JAMES SHIPLEY

Executive Assistant

Mark Twain once wrote: “Travel is fatal to prejudice, bigotry, and narrow-mindedness…” 

James is a historian, philosopher, and educator, having earned a dual Bachelor of Arts in Philosophy and Psychology from the Metropolitan State University of Denver, and a Master of Arts in Military History from Norwich University, focusing his research on Early American Policies and Legislation. His current focus is on Finding History in Unrecognized Sources and U.S. Military Doctrine in the American West 1830-1900. 

James is an Air Force veteran of Operation Desert Storm, and of U.N. / N.A.T.O. operations in Bosnia-Herzegovina and Kosovo. He has extensively traveled the world, spending time on all seven continents and visiting 121 different countries. 

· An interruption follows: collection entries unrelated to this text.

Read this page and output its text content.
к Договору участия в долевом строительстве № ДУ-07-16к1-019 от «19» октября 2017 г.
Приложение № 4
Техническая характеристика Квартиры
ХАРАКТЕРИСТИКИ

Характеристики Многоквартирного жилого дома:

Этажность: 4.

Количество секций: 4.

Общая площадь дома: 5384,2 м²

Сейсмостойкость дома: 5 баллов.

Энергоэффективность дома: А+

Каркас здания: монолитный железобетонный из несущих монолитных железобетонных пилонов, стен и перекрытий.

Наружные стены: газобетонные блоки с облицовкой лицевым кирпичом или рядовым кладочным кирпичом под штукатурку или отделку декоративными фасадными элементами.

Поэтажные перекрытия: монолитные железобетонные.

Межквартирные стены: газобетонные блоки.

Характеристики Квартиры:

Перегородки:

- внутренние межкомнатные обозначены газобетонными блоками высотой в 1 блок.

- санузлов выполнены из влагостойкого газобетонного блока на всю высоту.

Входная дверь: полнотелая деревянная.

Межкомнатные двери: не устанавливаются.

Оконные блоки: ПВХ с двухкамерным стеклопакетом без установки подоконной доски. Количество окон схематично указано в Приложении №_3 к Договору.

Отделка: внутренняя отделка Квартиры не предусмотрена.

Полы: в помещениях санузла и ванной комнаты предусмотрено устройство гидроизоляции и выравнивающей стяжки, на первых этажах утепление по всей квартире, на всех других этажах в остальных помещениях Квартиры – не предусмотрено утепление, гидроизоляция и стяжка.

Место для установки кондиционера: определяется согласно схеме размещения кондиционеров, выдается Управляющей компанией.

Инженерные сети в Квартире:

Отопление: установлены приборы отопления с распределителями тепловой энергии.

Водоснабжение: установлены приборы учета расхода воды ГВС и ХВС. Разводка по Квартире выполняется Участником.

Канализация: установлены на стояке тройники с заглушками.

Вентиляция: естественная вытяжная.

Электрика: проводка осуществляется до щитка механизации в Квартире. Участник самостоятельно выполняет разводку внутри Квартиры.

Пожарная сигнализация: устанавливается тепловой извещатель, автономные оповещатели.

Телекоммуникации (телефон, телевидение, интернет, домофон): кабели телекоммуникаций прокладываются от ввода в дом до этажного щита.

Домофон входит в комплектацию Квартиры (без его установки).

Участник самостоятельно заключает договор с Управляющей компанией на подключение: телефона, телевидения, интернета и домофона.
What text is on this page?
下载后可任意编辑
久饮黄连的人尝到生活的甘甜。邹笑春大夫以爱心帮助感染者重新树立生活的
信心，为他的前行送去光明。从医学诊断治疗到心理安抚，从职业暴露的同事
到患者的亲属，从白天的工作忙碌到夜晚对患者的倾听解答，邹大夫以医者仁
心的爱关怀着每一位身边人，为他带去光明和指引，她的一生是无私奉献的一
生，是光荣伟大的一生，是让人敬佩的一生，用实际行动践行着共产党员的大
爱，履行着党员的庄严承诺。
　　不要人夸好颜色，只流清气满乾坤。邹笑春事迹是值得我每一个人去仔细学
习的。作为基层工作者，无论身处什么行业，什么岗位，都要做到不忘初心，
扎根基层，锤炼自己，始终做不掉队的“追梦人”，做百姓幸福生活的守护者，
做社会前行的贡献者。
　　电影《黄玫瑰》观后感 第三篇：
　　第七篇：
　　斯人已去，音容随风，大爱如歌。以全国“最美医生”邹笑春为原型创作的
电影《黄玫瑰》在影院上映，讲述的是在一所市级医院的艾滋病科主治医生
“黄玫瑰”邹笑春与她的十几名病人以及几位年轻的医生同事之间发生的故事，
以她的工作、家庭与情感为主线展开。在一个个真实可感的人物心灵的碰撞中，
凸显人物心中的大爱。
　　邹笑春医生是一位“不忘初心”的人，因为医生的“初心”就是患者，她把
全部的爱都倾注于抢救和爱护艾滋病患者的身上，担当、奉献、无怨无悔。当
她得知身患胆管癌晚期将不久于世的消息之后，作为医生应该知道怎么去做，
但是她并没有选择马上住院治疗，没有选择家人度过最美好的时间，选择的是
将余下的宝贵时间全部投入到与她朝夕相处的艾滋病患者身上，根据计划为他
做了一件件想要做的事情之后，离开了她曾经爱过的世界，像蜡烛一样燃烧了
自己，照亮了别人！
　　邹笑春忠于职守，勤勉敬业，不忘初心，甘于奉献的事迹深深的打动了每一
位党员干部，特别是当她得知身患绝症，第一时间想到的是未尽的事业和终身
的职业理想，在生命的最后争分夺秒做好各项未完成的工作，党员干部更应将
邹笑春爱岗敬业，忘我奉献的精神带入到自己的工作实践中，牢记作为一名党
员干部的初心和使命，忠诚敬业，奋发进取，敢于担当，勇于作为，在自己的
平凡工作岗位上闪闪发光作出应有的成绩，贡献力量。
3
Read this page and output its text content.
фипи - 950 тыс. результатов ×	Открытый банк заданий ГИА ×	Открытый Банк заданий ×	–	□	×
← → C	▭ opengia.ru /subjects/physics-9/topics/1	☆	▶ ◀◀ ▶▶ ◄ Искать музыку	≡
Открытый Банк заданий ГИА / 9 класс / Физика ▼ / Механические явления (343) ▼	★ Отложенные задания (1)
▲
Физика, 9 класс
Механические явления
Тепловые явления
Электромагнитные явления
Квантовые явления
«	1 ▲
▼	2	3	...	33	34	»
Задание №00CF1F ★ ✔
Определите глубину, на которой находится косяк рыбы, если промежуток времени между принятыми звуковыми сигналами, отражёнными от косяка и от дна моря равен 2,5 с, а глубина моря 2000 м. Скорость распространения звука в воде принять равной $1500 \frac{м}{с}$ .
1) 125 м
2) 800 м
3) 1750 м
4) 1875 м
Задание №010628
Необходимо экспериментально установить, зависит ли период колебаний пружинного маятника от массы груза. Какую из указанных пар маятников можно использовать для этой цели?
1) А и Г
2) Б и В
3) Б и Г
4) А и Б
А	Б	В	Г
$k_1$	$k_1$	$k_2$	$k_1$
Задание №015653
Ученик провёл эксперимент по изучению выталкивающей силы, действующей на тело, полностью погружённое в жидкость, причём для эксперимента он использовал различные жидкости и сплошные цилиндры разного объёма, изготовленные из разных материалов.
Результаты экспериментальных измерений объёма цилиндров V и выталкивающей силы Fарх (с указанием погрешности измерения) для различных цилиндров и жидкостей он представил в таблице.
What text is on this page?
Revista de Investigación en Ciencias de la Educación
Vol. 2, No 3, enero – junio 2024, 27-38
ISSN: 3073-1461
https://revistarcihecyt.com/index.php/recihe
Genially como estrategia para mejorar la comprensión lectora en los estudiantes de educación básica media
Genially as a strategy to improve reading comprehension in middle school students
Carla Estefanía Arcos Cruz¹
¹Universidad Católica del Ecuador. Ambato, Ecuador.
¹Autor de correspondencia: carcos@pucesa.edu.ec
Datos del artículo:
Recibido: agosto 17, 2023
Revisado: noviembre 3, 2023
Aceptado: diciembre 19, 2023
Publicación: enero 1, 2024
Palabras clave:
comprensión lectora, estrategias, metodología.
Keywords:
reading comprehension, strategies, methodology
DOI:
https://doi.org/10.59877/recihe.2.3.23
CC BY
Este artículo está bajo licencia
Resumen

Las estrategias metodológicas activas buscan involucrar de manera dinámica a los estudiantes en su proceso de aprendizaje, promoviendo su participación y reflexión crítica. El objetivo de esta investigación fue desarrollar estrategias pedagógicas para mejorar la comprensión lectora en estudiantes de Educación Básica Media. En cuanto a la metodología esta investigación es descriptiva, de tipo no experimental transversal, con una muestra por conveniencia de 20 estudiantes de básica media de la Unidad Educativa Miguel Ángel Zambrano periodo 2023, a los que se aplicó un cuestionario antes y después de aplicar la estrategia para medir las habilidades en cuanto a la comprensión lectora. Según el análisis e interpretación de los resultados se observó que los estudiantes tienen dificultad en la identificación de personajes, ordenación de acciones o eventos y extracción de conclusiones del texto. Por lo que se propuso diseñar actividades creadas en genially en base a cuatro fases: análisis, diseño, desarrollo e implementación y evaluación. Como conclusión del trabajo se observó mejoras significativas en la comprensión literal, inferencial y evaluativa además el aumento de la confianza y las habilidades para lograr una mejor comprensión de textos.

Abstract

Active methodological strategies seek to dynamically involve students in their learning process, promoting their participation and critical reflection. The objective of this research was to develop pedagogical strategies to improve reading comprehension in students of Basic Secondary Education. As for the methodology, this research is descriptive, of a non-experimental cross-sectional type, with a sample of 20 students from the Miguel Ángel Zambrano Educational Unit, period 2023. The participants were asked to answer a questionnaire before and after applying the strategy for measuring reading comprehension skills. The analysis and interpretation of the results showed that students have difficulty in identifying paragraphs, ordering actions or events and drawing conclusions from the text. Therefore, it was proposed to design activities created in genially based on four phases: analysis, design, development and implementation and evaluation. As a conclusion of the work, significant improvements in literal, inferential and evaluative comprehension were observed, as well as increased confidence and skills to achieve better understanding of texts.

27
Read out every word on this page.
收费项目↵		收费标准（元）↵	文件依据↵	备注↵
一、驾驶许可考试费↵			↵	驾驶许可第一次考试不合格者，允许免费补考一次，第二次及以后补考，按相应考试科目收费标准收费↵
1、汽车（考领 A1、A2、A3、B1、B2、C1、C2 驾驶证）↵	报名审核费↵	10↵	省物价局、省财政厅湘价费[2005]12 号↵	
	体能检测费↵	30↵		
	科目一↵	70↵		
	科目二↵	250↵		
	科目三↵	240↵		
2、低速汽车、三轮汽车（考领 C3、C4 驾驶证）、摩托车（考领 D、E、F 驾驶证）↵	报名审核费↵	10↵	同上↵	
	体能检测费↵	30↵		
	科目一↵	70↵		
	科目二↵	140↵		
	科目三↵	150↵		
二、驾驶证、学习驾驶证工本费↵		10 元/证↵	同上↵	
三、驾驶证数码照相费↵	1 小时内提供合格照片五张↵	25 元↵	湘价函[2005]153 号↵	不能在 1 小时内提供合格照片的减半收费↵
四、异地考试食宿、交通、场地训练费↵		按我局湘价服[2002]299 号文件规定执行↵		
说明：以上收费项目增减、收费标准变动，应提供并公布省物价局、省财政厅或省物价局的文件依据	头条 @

James used his time traveling to learn everything he could about people and their cultures. He now uses this knowledge to advocate for an anti-oppressive future by prescribing law changes to better provide for marginalized communities, ranging from support for women, people of a lower socio-economic status, people with disabilities, and people of color (“people of the global majority”), to indigenous peoples, and the LGBTQ+ community. As a person with chronic illness, James is acutely aware of the difficulties faced by people with disabilities in our country through lack of accessibility and poor insurance regulation. 

James writes historical fiction and designs table-top games in his spare time. When James isn’t working he can be found at local philosophy meetings and theory discussions or at writing workshops discussing ideas about world-building and character development - or he cannot be found because he has gotten on his motorcycle and ridden away.